Pushing the Frontiers of Light: Magnetized Plasma Lenses and Chirp Tailoring for Extreme Intensities
Trishul Dhalia, Rohit Juneja, Amita Das
TL;DR
The paper proposes a magnetized-plasma-lens (MPL) scheme to reach extreme laser intensities by using a curved MPL immersed in a structured magnetic field to raise the refractive index for RCP light ($n_R>1$) and enable transverse focusing, complemented by a nonlinear chirp that temporally compresses the pulse.
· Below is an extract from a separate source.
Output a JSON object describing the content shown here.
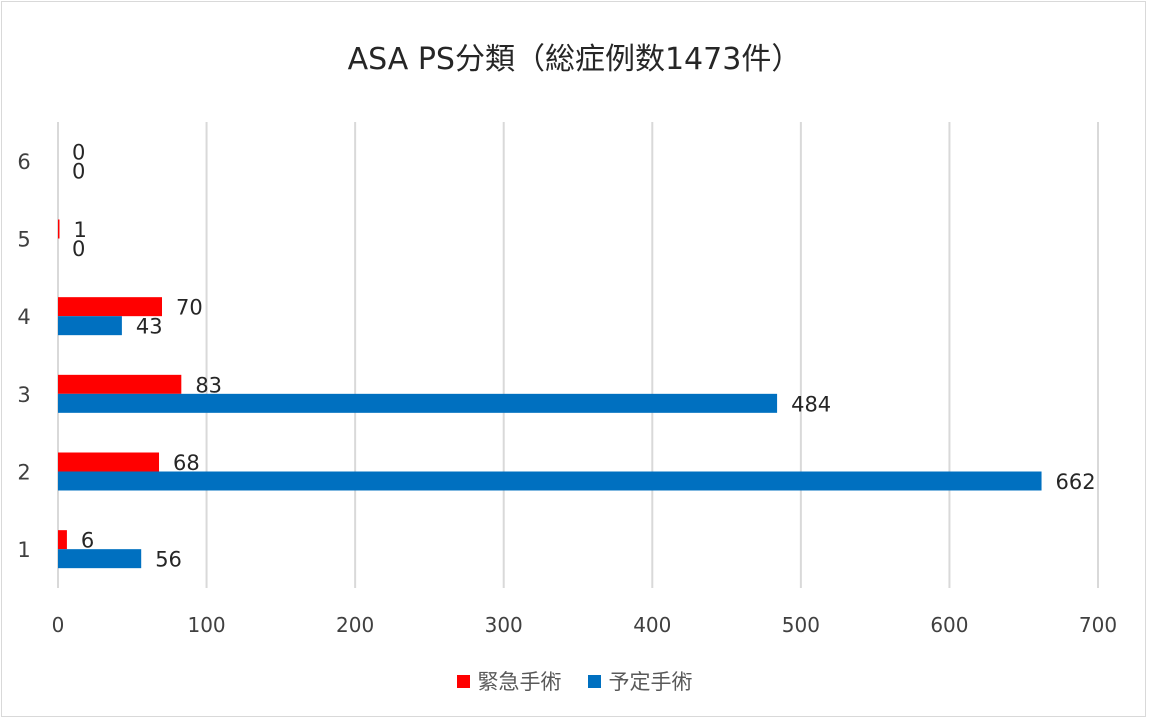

The approach is validated with 3D PIC simulations (OSIRIS-4.0), demonstrating up to ~$10^{2}$-fold peak-intensity enhancement (e.g., from $I_{init}\approx1.36\times10^{16}$ W/cm$^2$ to $I_{fin}\approx1.58\times10^{18}$ W/cm$^2$) when the focal point lies near or outside the MPL, along with self-focusing and self-compression. Key findings include the importance of the magnetic field gradient (tunable via $B_0$) and chirp profile for optimizing compression and minimizing detrimental resonant heating ($\omega_{ce}\approx\omega_l$); shifting the focus outside the lens can preserve pulse quality while maintaining amplification. The work suggests a viable pathway to exawatt-scale intelligible light using modest initial pulses, leveraging advances in high-field magnets, shaped plasma targets, and programmable chirped pulses, with implications for high-field physics and laboratory astrophysics.
Abstract
In this work, an innovative scheme is proposed that exploits the response of magnetized plasmas to realize a refractive index exceeding unity for right circularly polarized (RCP) waves. Using two- and three-dimensional Particle-in-Cell (PIC) simulations with the OSIRIS 4.0 framework, it is shown that a shaped magnetized plasma lens (MPL) can act as a glass/solid-state-based convex lens, amplifying laser intensity via transverse focusing. Moreover, by integrating three key ingredients, a tailored plasma lens geometry, a spatially structured strong magnetic field, and a suitably chirped laser pulse, simultaneous focusing and compression of the pulse has been achieved. The simulations reveal up to a 100-fold increase in laser intensity, enabled by the combined action of the MPL and the chirped pulse profile. With recent advances in high-field magnet technology, shaped plasma targets, and controlled chirped laser systems, this approach offers a promising pathway toward experimentally reaching extreme intensities.